Take a historical perspective: We didn’t start teaching American Lit until the late twenties.And those mostly at the state universities where ignoring student proclivities was fiscal suicide. The preceding half century English professors had struggled for permission to teach contemporary English literature. For centuries to be humanistically educated was to know Latin and Greek. Now I went to an old fashioned high school (actually a Roman Catholic seminary!) where I loved studying both Latin and Greek.

But before I chose a second career as a cultural reporter (It too will add up to thirty years in 2012!), I had started to internationalize my contemporary literature courses. It began with my including black Americans and white Appalachians. Then I included Canadian and Caribbean Lit in English—at a splendid seminar with Michael Harper, Seamus Heaney, and the so-called Jamaican Thomas Jefferson.

When I taught summers in London I stretched it to include African Lit in English, especially after doing my homework in Senegal at the First Negro Arts Festival in 1964 and the Commonwealth Education Conference in Nigeria in 1966.

Finally we included Oceania, from which the Australian Robert Frost, A.D. Hope gave a powerful reading. Am Lit plus Commonwealth Lit, I argued, amounts to International English Literature. Post McLuhan, with media whenever possible. That rubric guides my exploratory readings to this very day.

Wake up, MLA. It’s never too late to learn!
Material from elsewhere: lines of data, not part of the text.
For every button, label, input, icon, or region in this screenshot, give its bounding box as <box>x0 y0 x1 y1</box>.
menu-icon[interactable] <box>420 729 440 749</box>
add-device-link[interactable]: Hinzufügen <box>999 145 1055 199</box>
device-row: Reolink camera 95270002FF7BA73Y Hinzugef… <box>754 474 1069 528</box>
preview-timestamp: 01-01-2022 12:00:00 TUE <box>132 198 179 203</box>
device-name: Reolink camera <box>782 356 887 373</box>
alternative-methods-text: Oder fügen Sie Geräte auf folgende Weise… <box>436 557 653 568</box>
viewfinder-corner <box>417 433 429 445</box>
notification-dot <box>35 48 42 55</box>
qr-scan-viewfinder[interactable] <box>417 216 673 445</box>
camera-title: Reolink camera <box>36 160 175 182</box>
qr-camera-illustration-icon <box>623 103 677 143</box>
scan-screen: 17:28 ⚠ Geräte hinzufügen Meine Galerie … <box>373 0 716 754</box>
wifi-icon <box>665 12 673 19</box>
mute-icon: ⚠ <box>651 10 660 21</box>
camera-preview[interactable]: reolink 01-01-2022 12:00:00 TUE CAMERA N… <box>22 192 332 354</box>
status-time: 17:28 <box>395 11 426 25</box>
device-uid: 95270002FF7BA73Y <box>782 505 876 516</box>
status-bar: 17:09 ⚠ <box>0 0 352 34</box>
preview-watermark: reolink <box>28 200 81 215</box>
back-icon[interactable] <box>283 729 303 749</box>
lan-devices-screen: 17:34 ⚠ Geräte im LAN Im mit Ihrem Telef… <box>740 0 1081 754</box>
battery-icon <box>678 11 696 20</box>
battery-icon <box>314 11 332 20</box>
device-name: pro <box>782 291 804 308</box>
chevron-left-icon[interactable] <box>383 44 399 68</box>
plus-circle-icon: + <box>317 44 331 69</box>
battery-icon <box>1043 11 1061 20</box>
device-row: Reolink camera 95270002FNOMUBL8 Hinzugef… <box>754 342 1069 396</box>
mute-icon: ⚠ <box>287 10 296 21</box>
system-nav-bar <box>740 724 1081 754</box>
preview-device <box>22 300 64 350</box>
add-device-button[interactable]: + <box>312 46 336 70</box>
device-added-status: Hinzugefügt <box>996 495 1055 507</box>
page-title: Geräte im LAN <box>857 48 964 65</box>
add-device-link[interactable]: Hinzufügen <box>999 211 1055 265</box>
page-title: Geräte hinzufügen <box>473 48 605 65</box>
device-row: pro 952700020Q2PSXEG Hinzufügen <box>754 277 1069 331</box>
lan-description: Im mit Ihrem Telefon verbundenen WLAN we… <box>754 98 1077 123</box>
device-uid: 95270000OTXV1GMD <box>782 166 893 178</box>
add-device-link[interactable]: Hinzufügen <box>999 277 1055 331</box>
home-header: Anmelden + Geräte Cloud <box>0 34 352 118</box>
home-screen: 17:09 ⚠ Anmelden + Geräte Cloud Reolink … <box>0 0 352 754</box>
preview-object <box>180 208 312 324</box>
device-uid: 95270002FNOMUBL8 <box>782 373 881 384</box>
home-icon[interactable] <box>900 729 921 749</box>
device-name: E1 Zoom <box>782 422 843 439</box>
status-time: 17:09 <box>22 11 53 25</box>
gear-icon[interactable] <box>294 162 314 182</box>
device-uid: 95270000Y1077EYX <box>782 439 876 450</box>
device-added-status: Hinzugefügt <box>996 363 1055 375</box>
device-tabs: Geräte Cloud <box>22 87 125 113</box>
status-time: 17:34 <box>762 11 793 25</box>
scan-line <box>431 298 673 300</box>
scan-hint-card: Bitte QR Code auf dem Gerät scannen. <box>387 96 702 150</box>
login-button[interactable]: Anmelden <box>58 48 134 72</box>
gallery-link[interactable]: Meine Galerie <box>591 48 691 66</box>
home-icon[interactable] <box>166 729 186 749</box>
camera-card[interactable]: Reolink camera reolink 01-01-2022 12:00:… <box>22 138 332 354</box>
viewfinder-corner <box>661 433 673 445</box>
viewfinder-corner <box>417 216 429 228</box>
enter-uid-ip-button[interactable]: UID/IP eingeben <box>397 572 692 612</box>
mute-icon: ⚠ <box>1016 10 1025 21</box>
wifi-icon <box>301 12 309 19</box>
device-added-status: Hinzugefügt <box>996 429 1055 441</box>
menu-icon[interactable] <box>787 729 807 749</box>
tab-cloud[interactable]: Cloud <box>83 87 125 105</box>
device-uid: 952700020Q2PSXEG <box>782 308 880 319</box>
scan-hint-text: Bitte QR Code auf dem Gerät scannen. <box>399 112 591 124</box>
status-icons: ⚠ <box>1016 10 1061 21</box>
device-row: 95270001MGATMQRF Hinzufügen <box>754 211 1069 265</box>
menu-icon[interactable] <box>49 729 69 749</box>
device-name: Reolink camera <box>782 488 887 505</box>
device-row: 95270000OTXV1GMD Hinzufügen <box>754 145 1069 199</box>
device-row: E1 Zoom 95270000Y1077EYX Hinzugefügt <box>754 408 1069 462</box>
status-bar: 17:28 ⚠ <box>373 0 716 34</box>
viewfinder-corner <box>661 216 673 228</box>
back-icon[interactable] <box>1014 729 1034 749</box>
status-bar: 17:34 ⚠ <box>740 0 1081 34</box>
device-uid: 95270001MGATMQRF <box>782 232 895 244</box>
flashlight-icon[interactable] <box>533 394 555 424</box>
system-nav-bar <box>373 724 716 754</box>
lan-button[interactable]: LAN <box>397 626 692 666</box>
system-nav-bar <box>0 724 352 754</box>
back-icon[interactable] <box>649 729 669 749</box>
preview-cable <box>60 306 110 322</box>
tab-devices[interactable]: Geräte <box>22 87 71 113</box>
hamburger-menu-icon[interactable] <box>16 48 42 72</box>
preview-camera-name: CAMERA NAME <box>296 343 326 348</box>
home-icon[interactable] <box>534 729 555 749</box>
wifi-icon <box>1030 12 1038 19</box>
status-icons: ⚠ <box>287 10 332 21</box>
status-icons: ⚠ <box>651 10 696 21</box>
Look what happened to our literary ancestors in Greek and Latin who tried to Atlas their way in the humanities. There are only a few of them professionally extant, like Mary Beard of TLS, keeping a sharp eye on crucial sectors of the past. And they are indispensable, but only a crucial part of our strategy of humanizing the masses. Our first responsibility is identifying the best being thought in our generation, and seeing that our contemporaries have adequate access to those complex enough emerging realities.